2/2018

Créatif: dans l’idéal, sans permission

L’Internet est un fantastique outil d’innovation, car il offre à tout un chacun des possibilités identiques. Pour l’instant.

La technologie stimule la créativité, depuis que l’homme a acquis la maîtrise du feu. Les solutions techniques ne sont jamais des cas isolés: elles sont les héritières d’une nouvelle méthode ou d’une invention, qui à son tour propagera soudain un élan novateur à travers la société. Pour écrire notre histoire, nous avons donné des noms aux plus grandes (et plus récentes) vagues d’innovation: la première révolution industrielle, initiée par la machine à vapeur, a permis une vaste mécanisation; la seconde, avec la production de masse, une standardisation de la société; et la troisième, sur la lancée de la numérisation, a sonné l’heure de l’ère de l’information. La quatrième se prépare: si nous la concevons correctement, elle fera des machines en réseau un système de prestations de services autonome à la disposition de l’homme.

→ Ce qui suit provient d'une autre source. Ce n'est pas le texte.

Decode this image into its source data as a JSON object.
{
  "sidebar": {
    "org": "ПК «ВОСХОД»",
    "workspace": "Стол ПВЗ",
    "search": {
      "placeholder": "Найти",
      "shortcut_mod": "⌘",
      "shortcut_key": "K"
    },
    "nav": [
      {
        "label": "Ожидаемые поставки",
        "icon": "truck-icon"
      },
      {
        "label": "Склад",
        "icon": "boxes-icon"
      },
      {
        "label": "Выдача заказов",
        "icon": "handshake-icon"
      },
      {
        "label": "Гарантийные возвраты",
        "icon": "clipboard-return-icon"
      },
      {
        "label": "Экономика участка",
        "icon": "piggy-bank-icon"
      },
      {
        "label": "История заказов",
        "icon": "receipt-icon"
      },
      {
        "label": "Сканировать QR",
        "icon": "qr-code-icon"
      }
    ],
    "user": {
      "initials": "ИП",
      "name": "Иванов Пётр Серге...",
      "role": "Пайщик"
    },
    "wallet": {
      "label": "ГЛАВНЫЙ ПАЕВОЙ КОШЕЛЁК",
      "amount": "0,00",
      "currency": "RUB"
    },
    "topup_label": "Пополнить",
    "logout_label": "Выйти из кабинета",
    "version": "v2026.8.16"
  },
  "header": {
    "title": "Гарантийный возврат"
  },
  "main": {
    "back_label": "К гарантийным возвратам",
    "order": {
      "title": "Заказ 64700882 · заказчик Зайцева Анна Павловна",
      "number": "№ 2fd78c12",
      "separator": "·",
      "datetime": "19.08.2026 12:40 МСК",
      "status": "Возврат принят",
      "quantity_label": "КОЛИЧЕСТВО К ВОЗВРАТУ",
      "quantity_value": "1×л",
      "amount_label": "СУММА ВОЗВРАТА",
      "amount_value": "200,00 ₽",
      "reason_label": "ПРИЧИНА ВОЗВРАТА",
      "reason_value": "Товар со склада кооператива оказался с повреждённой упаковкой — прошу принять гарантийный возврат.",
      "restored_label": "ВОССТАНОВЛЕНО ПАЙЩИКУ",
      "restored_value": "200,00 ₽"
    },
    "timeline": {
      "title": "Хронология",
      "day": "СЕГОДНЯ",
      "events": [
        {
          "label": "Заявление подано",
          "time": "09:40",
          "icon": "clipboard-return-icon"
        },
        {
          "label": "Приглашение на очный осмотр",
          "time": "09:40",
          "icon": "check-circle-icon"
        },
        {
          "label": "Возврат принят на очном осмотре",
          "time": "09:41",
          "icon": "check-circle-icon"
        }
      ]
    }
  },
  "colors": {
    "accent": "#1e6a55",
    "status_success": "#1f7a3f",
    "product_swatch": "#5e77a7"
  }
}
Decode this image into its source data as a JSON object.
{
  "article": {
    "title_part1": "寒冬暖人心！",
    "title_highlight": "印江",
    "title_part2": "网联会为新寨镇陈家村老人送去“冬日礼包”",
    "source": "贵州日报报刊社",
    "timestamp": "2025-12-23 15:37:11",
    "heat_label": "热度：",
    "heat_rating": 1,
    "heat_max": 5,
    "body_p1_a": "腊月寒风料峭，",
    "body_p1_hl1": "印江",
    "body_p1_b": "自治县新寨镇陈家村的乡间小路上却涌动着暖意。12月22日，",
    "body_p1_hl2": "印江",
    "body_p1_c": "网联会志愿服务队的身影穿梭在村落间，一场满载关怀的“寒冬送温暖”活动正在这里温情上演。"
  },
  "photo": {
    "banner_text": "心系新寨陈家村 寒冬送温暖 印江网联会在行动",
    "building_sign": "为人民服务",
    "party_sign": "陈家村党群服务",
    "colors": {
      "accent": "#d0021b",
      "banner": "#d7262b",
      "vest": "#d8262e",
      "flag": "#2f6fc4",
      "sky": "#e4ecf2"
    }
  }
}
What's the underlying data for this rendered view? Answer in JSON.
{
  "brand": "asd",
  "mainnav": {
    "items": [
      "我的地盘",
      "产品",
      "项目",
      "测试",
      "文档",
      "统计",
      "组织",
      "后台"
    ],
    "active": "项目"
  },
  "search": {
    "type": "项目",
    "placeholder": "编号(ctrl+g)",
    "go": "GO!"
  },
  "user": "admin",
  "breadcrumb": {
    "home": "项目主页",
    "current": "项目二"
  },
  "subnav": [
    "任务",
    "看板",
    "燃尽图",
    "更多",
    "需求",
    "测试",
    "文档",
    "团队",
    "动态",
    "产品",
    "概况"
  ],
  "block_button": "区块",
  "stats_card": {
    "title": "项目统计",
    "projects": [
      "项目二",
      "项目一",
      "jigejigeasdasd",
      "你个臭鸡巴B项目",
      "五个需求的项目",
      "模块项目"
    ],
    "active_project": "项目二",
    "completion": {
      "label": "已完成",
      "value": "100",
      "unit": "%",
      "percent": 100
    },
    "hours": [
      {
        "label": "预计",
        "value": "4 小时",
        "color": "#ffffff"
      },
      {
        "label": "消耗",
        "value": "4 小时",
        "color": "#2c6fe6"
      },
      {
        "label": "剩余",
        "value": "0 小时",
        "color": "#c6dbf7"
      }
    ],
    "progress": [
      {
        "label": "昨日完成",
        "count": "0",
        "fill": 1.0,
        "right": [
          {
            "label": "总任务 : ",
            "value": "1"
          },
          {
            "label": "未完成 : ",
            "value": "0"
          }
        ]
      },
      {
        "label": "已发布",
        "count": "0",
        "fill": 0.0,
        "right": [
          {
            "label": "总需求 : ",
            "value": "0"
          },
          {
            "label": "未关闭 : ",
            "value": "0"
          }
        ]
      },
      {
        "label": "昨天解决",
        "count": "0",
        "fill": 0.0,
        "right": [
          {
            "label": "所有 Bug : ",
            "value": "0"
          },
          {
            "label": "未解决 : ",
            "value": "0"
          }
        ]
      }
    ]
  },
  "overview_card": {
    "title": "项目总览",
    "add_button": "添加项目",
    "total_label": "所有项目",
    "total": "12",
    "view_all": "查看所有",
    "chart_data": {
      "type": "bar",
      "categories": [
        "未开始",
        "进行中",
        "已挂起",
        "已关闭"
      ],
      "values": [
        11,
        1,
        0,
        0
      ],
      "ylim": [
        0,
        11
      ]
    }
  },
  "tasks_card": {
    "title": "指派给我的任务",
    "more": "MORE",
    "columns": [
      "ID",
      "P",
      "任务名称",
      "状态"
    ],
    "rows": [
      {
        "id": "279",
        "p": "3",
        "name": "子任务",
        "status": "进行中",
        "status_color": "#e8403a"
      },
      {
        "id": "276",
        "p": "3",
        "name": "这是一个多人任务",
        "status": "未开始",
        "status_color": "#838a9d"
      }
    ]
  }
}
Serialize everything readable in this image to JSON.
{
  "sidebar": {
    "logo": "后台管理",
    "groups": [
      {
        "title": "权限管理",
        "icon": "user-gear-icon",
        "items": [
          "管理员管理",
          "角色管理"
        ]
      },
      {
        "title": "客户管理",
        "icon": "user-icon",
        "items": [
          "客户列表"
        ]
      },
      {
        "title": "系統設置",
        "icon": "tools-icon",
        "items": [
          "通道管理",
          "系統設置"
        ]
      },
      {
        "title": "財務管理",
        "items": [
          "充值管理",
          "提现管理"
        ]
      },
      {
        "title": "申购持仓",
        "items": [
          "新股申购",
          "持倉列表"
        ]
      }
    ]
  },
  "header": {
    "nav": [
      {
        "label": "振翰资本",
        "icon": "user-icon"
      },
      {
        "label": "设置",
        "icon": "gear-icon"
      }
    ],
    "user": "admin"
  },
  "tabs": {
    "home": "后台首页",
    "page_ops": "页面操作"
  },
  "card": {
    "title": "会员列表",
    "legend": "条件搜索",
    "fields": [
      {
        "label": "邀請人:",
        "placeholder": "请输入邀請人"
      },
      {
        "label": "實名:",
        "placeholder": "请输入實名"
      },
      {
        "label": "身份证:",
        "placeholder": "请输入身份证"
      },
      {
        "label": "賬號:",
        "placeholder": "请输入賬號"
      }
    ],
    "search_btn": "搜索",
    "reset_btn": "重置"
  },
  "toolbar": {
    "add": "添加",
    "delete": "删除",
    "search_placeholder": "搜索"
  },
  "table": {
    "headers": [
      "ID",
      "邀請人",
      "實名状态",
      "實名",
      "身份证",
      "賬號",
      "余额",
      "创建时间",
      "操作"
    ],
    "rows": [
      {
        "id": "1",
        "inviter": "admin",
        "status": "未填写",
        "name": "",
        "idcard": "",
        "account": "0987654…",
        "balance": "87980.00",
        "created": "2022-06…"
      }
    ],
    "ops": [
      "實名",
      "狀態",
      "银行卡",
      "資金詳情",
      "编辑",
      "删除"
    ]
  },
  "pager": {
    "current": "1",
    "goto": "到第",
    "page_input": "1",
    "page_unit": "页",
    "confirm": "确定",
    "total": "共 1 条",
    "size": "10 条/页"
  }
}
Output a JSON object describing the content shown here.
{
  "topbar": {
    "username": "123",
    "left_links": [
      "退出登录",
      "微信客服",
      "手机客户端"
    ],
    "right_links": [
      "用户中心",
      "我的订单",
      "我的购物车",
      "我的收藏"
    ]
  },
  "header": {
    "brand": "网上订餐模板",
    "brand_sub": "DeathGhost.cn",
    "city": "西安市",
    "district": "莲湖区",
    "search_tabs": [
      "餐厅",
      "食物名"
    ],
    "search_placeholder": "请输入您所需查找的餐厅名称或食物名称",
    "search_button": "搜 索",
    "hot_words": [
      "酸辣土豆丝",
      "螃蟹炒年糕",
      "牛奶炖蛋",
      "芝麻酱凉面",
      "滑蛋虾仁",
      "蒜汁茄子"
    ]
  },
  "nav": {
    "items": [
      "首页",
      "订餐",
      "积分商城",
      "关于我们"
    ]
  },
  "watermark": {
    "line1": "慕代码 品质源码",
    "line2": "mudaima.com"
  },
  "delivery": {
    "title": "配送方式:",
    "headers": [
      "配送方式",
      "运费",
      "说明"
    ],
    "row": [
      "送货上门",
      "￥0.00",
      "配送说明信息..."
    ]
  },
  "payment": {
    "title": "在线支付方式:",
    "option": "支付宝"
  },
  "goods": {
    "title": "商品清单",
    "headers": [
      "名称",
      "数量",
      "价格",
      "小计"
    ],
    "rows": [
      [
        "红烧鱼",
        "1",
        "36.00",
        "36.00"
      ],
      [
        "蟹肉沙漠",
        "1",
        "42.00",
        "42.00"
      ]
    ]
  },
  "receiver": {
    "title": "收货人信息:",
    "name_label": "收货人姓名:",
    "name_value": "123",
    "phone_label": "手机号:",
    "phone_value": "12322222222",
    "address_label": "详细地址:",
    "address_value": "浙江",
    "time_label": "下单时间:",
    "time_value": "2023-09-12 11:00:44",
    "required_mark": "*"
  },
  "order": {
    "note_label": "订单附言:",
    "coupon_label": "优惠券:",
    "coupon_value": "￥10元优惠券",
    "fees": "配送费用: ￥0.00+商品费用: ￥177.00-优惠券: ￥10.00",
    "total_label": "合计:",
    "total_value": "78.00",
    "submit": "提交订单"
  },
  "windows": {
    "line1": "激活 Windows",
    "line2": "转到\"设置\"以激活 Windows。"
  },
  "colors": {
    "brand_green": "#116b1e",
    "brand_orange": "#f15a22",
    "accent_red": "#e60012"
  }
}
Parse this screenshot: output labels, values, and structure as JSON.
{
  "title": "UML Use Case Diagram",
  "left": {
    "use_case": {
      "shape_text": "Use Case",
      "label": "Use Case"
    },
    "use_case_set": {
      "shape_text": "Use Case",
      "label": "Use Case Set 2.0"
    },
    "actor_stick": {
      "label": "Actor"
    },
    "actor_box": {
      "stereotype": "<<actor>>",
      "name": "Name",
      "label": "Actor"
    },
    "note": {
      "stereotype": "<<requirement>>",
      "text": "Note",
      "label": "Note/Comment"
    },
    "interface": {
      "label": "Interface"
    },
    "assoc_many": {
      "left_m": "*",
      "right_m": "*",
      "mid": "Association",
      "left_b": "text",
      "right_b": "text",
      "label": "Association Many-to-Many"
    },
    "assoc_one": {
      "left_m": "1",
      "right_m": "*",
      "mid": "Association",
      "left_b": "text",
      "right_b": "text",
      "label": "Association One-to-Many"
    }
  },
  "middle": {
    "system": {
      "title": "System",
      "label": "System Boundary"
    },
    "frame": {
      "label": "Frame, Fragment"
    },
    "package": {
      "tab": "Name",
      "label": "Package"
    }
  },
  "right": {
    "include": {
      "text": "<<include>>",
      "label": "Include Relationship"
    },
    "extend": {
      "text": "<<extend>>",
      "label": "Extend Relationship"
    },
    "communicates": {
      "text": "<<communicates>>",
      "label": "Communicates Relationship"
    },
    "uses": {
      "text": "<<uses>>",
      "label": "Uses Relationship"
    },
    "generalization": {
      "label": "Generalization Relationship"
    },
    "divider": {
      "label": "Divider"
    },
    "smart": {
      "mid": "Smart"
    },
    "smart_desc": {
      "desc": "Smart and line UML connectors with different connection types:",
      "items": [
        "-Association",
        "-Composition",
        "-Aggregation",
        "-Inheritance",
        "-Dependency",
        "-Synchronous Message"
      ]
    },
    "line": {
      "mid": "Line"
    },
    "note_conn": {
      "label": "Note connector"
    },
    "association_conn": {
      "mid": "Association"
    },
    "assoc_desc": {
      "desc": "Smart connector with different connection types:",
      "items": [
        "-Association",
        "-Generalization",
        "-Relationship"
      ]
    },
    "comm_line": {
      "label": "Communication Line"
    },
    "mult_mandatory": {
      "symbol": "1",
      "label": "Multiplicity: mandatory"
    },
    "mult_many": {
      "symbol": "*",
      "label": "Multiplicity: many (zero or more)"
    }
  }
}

La disruption est une avancée

Chacune de ces vagues en a appelé une seconde dans la foulée: la règlementation par la politique. En apparence, il s’agissait toujours de protéger les gens des effets négatifs des nouvelles techniques. La réalité est que, bien souvent, chaque cercle, dont l’influence et les bénéfices se trouvaient menacés par la nouvelle solution, cherchait à préserver ses intérêts. Une règlementation inadaptée empêche la créativité de s’épanouir en faveur du bien-être général.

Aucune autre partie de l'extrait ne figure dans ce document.